We’re late with the second day recap of the Symbian Smartphone Show, which was 2 days ago, but we’ll blame it on the weather and the slow Metros, as it’s apparently a custom to do here in Paris. Anyway, back to the Show, day 2 was slower than the first one, as usual with any event. Nevertheless some very decent announcements were made, and some of them made us intrigued and impatient. The Symbian world is definitely an enticing one. Off to the news then!
New Symbian Foundation Executive Director
The foundation couldn’t have remained without a big boss, or a public figure at the top, so here we have it. Lee Williams, current head of the S60 organization in Nokia’s Devices, has been nominated by the initial 10-member board of the foundation.

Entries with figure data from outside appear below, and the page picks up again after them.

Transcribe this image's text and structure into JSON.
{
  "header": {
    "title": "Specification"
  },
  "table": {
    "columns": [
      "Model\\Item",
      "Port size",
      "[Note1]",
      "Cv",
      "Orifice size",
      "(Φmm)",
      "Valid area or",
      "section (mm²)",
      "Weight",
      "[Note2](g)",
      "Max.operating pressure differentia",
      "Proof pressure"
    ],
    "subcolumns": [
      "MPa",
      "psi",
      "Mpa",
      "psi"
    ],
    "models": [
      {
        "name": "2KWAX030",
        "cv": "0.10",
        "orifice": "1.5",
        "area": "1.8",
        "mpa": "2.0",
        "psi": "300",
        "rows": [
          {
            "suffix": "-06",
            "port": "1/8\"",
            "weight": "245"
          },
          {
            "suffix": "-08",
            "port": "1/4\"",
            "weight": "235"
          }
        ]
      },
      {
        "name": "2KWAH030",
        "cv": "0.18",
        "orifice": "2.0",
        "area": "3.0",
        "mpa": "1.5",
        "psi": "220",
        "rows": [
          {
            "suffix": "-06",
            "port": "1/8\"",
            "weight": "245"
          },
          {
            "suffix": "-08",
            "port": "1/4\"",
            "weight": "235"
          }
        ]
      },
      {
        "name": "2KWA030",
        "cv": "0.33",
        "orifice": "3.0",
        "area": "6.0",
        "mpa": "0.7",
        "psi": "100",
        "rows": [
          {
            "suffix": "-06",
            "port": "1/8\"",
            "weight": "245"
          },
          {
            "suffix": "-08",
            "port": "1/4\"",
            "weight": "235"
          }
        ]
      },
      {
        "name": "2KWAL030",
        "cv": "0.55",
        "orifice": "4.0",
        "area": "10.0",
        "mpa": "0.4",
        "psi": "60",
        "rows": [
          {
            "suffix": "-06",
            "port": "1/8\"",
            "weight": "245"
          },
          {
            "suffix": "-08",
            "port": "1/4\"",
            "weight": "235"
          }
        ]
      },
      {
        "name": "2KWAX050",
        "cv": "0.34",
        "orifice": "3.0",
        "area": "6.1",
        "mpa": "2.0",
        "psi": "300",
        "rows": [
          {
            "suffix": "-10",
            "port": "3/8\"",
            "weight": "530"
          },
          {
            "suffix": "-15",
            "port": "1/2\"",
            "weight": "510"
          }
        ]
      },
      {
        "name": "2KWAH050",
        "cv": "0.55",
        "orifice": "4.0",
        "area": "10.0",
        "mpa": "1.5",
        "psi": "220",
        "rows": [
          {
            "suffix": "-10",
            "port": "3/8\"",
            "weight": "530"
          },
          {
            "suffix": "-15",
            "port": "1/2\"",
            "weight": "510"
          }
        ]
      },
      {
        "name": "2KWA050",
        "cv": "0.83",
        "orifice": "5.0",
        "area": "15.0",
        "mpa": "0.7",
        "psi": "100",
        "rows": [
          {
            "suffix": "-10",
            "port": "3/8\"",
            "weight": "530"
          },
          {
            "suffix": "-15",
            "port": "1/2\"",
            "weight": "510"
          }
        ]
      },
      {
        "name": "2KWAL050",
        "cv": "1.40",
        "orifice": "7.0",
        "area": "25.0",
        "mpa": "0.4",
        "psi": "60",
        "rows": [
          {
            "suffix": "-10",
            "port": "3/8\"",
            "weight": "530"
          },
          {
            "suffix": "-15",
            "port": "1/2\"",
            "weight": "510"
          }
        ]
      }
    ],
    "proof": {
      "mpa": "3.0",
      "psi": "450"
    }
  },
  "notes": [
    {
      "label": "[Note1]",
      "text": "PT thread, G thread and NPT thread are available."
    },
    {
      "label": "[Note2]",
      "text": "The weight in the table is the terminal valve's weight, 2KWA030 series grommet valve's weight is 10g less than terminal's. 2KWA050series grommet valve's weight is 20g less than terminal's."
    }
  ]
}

Kodak & Nokia: Cross Licensing
Nokia and Kodak signed a deal to “allow each company access to the other’s intellectual property portfolio”. No details on the actual licenses included in the deal or the financial benefits were disclosed. What does it mean? Well, if Nokia wants to improve their cameras then this might be a sign. Also if Kodak wants to get into the phone industry, then they have a nice start, but an extremely rocky road. [Via: PhoneScoop]
Scalado’s Live Imaging
Scalado, Symbian, Texas Instruments and OmniVision joined hands to bring Scalado’s latest mobile imaging technology. What does it do? It allows faster management and handling of large JPEG files and high-resolution images, as well as zero shutter lag, burst-mode capture and instant zoom/pan at the moment of the capture. Availability is said in the next Symbian OS version. I can’t wait for it to be implemented! [Via: Symbian Community News]

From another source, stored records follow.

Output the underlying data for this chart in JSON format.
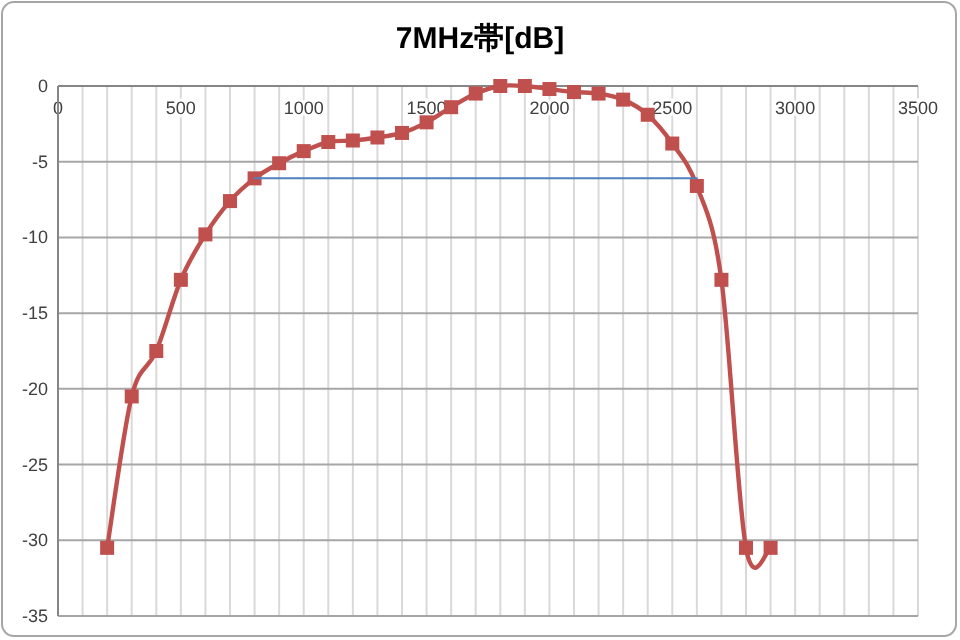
{
  "chart_data": {
    "type": "line",
    "title": "7MHz帯[dB]",
    "xlim": [
      0,
      3500
    ],
    "xticks": [
      0,
      {
        "value": 100,
        "label": null
      },
      {
        "value": 200,
        "label": null
      },
      {
        "value": 300,
        "label": null
      },
      {
        "value": 400,
        "label": null
      },
      500,
      {
        "value": 600,
        "label": null
      },
      {
        "value": 700,
        "label": null
      },
      {
        "value": 800,
        "label": null
      },
      {
        "value": 900,
        "label": null
      },
      1000,
      {
        "value": 1100,
        "label": null
      },
      {
        "value": 1200,
        "label": null
      },
      {
        "value": 1300,
        "label": null
      },
      {
        "value": 1400,
        "label": null
      },
      1500,
      {
        "value": 1600,
        "label": null
      },
      {
        "value": 1700,
        "label": null
      },
      {
        "value": 1800,
        "label": null
      },
      {
        "value": 1900,
        "label": null
      },
      2000,
      {
        "value": 2100,
        "label": null
      },
      {
        "value": 2200,
        "label": null
      },
      {
        "value": 2300,
        "label": null
      },
      {
        "value": 2400,
        "label": null
      },
      2500,
      {
        "value": 2600,
        "label": null
      },
      {
        "value": 2700,
        "label": null
      },
      {
        "value": 2800,
        "label": null
      },
      {
        "value": 2900,
        "label": null
      },
      3000,
      {
        "value": 3100,
        "label": null
      },
      {
        "value": 3200,
        "label": null
      },
      {
        "value": 3300,
        "label": null
      },
      {
        "value": 3400,
        "label": null
      },
      3500
    ],
    "ylim": [
      -35,
      0
    ],
    "yticks": [
      -35,
      -30,
      -25,
      -20,
      -15,
      -10,
      -5,
      0
    ],
    "grid": true,
    "series": [
      {
        "color": "#c0504d",
        "marker": "square",
        "x": [
          200,
          300,
          400,
          500,
          600,
          700,
          800,
          900,
          1000,
          1100,
          1200,
          1300,
          1400,
          1500,
          1600,
          1700,
          1800,
          1900,
          2000,
          2100,
          2200,
          2300,
          2400,
          2500,
          2600,
          2700,
          2800,
          2900
        ],
        "values": [
          -30.5,
          -20.5,
          -17.5,
          -12.8,
          -9.8,
          -7.6,
          -6.1,
          -5.1,
          -4.3,
          -3.7,
          -3.6,
          -3.4,
          -3.1,
          -2.4,
          -1.4,
          -0.5,
          0,
          0,
          -0.2,
          -0.4,
          -0.5,
          -0.9,
          -1.9,
          -3.8,
          -6.6,
          -12.8,
          -30.5,
          -30.5
        ]
      },
      {
        "color": "#4f81bd",
        "marker": "none",
        "x": [
          800,
          2600
        ],
        "values": [
          -6.1,
          -6.1
        ]
      }
    ]
  }
}
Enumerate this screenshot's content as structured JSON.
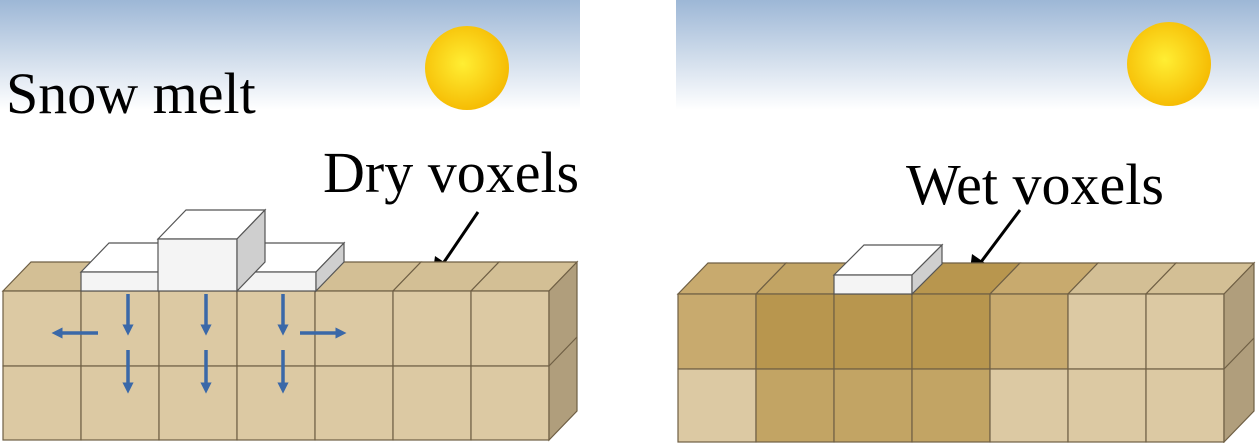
{
  "panels": {
    "left": {
      "title": "Snow melt",
      "voxel_label": "Dry voxels"
    },
    "right": {
      "voxel_label": "Wet voxels"
    }
  },
  "colors": {
    "sky_top": "#9db7d6",
    "sky_bottom": "#ffffff",
    "sun_center": "#ffee33",
    "sun_edge": "#f5b800",
    "dry_front": "#dcc9a3",
    "dry_top": "#d3bf95",
    "dry_side": "#b09e7c",
    "snow_top": "#ffffff",
    "snow_front": "#f4f4f4",
    "snow_side": "#cfcfcf",
    "arrow": "#3a68a8",
    "wet_light": "#c8aa6e",
    "wet_mid": "#c2a464",
    "wet_dark": "#b8964e"
  },
  "icons": {
    "left_sun": "sun-icon",
    "right_sun": "sun-icon",
    "infiltration_arrows": "arrow-icon"
  }
}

Nokia Introduces the BH-804
Dubbed as the smallest bluetooth headset by Nokia, the BH-804 has just been unleashed. It has a very nice aluminium body and measures 42 x 13.6 x 6 mm with a final weight of 7.2grams. It should also have some voice cancellation features, and come with a neck strap like the one found on the BH-703, and a micro-USB desk charger which is a very nice addition. Available in Q4 of this year, with no word on pricing. [Via: Pocket Lint]
Quickoffice 6.0 Unveiled
Quickoffice demo’ed their 2009-schedule 6.0 version at the show. The most important added features is support for Apple’s MobileMe iDisk, FilesAnywhere and Box.net, as well as access to corporate drives and servers including Microsoft SharePoint. There are also some encryption and security features, a new file manager that brings Zip support, Excel chart support. They also updated their Adobe Mobile Reader to improve readability of complex PDFs. [Via: Press Release]
RoadSync 4.0
DataViz announced RoadSync 4.0, a Microsoft Exchange ActiveSync client. Version 4.0 should bring rich HTML display on S60 FP1 and FP2 devices, task and photo synchronization, pop-up notifications and keypad shortcuts, it also improves subfolder support, font zooming and access point handling. [Via: Symbian Community News]
Skyhook Brings WiFi-based Positioning
We had GPS, then A-GPS, cellular triangulation, and now welcome WiFi-based positioning. That’s Skyhook’s aim. It would utilize the WiFi networks around you to help you get a map fix quickly, especially indoors and in urban cities with a difficult satellite fix. Their first target is Location Based Services or LBS (like Plazes, for example). [Via: Skyhook Wireless]
Keynetik Rock-N-Scroll Out Of Beta
The makers of Ricky’s favorited Hi-N-Bye have announced that Rock-N-Scroll, their motion-based device controller, should be out of beta and available starting November. Rock-N-scroll is similar to Samir’s Nokmote, in that it allows you to control all the menus on your handset by simply tilting the device. But Rock-N-Scroll goes even further by including a screen rotation feature, adding specific gesture recognisation (flick and tilt), integration with Hi-N-Bye, and even tilt-based scrolling for web browsing, lists (contacts, songs, gallery) and media player. It also adds a game-specific mode for when you have the device in landscape by default, Push-Pull for selection and exiting, as well as user chosen Shake motion andflip to lock function. Basically it’s an all-in-one motion controller that deactivates in the Camera mode! It’s not fully compatible with N-Gage yet, but progress is made on that front. [Via: Symbian Community News]
And On a Lighter Note
Last but not least, a few posts from the folks over at the Smartphones Show blog who usually bring some nice coverage of Mobile World Congress as well:
- Happy Birthday Symbian: a 10-year cake at the Symbian booth
- How about running Symbian on a Quad processor? Yes that’s 4 processors at one time!
- VNC for your S60: controling the phone from the desktop, and vice versa!
That was a busy show! Well then, we should close the curtain now, but remember to have a look through Alan Buckley’s image gallery from the show. We will also make sure to check his impressions of the event, so we’re not *really* done.